Strengths and Limitations

The main strength of the current study is the large study population and long follow-up duration. As incident cases could only be determined from 2007 to 2018, the analysis was limited to this observation period and individuals with diabetes before this period were excluded. While this did artificially lower the prevalence of diabetes in our cohort, it did not affect the validity of the calculated SIRs, as incident rates were also specifically standardized by calendar year of diagnosis.

This study however is also subject to some limitations. First, the lack of individual patient data from the control group (general population), made it difficult to control for potential confounding variables and separate hormonal effects from differences in lifestyle factors between transgender individuals and men and women from the general population. Another limitation of the study is the definition of type 2 diabetes through the use of glucose-lowering medication. As the first step in management of impaired fasting glucose or early disease is lifestyle management, a portion of individuals with type 2 diabetes in this study were undetected. We are thus unable to compare differences in incidence of mild cases of type 2 diabetes. However, we feel that the grounds to initiate glucose-lowering medication are equal for transgender individuals and the general population and the direct comparison in our study should therefore be unbiased. However, especially younger transgender individuals make hospital visits more frequently than their peers in the general population, possibly leading to an earlier detection of metabolic changes (although glucose levels are not routinely checked in our hospital). Whether this would lead to earlier healthy lifestyle advice or earlier initiation of medical therapy—and how it would affect the study results—is uncertain. Another limitation was the relatively young age of transgender individuals (especially trans men) in the cohort. This led to a lower number of cases, as diabetes generally develops at an older age. Our study results are thus limited to transgender individuals below 70 years of age.

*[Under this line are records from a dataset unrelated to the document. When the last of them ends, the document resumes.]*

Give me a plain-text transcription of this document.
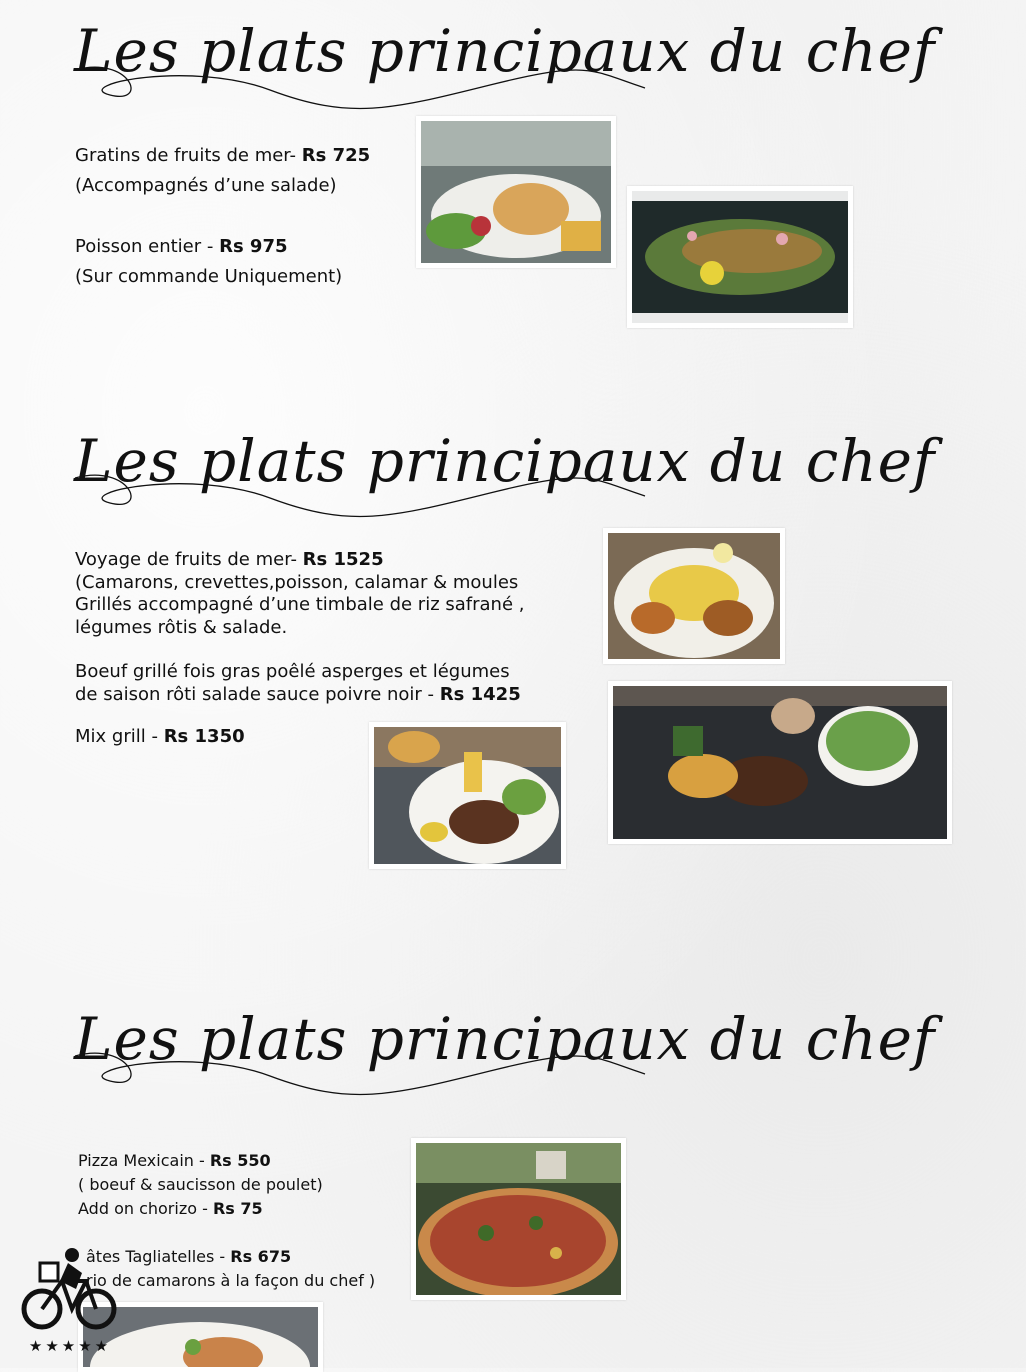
Les plats principaux du chef
Gratins de fruits de mer- Rs 725
(Accompagnés d’une salade)
Poisson entier - Rs 975
(Sur commande Uniquement)
Les plats principaux du chef
Voyage de fruits de mer- Rs 1525
(Camarons, crevettes,poisson, calamar & moules
Grillés accompagné d’une timbale de riz safrané ,
légumes rôtis & salade.
Boeuf grillé fois gras poêlé asperges et légumes
de saison rôti salade sauce poivre noir - Rs 1425
Mix grill - Rs 1350
Les plats principaux du chef
Pizza Mexicain - Rs 550
( boeuf & saucisson de poulet)
Add on chorizo - Rs 75
âtes Tagliatelles - Rs 675
rio de camarons à la façon du chef )
★★★★★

Finally, over 90% of the study population was of white ethnic background and therefore the results are not necessarily applicable to other geographical regions (13).

Conclusion

Despite earlier studies reporting a strong increase in insulin resistance in feminizing hormone therapy and an increase in insulin sensitivity in masculinizing hormone therapy, the incidence of type 2 diabetes in transgender individuals after initiation of hormone therapy was not different compared to the general population. These results are reassuring and suggest that there is no specific reason to increase the frequency of screening of type 2 diabetes in transgender individuals above that of the general population. Earlier studies on the effect of cross-sex hormones on insulin sensitivity might have revealed specific effects of cyproterone acetate rather than effects of estradiol.